Tanner als Verteidigungsministerin ist das Paradebeispiel dafür, was in der ÖVP falsch läuft. Tanner einzige Qualifikation für ihr zukünftiges Amt besteht in ihren Mitgliedschaften in Bauernbund und ÖVP-Niederösterreich. Fachkompetenz wäre an der Spitze des maroden Bundesheeres dringend nötig. Man sucht sie aber bei Apparatschik Tanner vergeblich. Der gelernten Lobbyistin Verhandlungen über Anschaffungen in Milliardenhöhe zu überlassen grenzt an Fahrlässigkeit.

Eva Blimlinger (Kulturministerin): 3

Die frühere Rektorin der Angewandten und Uniko-Chefin ist Kulturpolitikerin mit Leib und Seele. In der Szene ist Bliminger anerkannt – gerade weil sie als prototypische Vertreterin der identitätspolitischen Linken gilt. Gerade das könnte sie für breite Wählerschichten schwer verdaulich machen. Doch wem, wenn nicht der Kulturministerin würde man das nachsehen? Das Kulturministerium als eigenes Ressort hätte vor allem die Aufgabe Subventionen zu verteilen. Außerhalb des Kulturbetriebs würde es praktische keine Wirkung entfalten.

Alexander Schallenberg (Außenminister): 2

Der Beamtenminister aus dem Kabinett Bierlein hat gute Chancen, sein Amt zu behalten. Dass er das auch will, gilt in der Wiener Politikblase als offenes Geheimnis. Ein Außenministerium ohne EU-Agenden (sie bleiben im Kanzleramt) ist in Österreich vor allem eine Oberaufsicht über die Diplomaten des Landes.

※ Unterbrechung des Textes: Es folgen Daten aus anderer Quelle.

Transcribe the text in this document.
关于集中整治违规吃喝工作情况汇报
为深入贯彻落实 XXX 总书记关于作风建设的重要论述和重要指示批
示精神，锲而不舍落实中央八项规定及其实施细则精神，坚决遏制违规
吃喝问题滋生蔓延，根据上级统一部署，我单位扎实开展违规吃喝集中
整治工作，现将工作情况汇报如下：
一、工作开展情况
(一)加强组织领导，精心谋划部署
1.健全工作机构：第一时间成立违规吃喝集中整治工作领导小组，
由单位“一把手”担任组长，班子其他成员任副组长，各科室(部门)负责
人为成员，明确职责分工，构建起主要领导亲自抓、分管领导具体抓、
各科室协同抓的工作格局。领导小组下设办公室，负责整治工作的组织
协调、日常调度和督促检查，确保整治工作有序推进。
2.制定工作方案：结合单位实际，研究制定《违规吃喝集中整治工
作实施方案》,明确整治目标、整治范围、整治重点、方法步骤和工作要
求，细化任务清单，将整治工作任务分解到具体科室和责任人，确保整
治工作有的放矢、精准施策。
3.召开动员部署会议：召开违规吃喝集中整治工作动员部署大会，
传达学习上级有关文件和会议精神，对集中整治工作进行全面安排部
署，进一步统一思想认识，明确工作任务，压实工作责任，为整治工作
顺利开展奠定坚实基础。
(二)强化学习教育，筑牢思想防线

Schallenberg, selbst Karrierediplomat und aus altem Diplomatenadel stammend, ist dafür gut geeignet.

Margarete Schramböck (Wirtschaftsministerin): 3

Die neue alte Ministerin versah ihr Amt unauffällig. Schramböck hat sowohl reichlich Managementerfahrung in der Privatwirtschaft als auch in der Politik. Das gibt ihr Glaubwürdigkeit auf beiden Seiten. Große Würfe in Sachen Digitalisierung sind von einer Ministerin Schramböck – obwohl oder gerade weil sie Telekom-Chefin war – nicht zu erwarten.

Karoline Edtstadler (Bundeskanzleramt, EU): 3

Die als Hardlinerin und loyale Kurz-Anhängerin bekannte ehemalige Richterin Karoline Edtstadler ist die logische Wahl für Gernot Blümels Nachfolge im Kanzleramt. Dass ihre Kandidatur für das EU-Parlament nur die Vorbereitung für höhere Weihen war, stand nie in Frage. Edtstadler wird dem Spielmacher Sebastian Kurz den Rücken freihalten.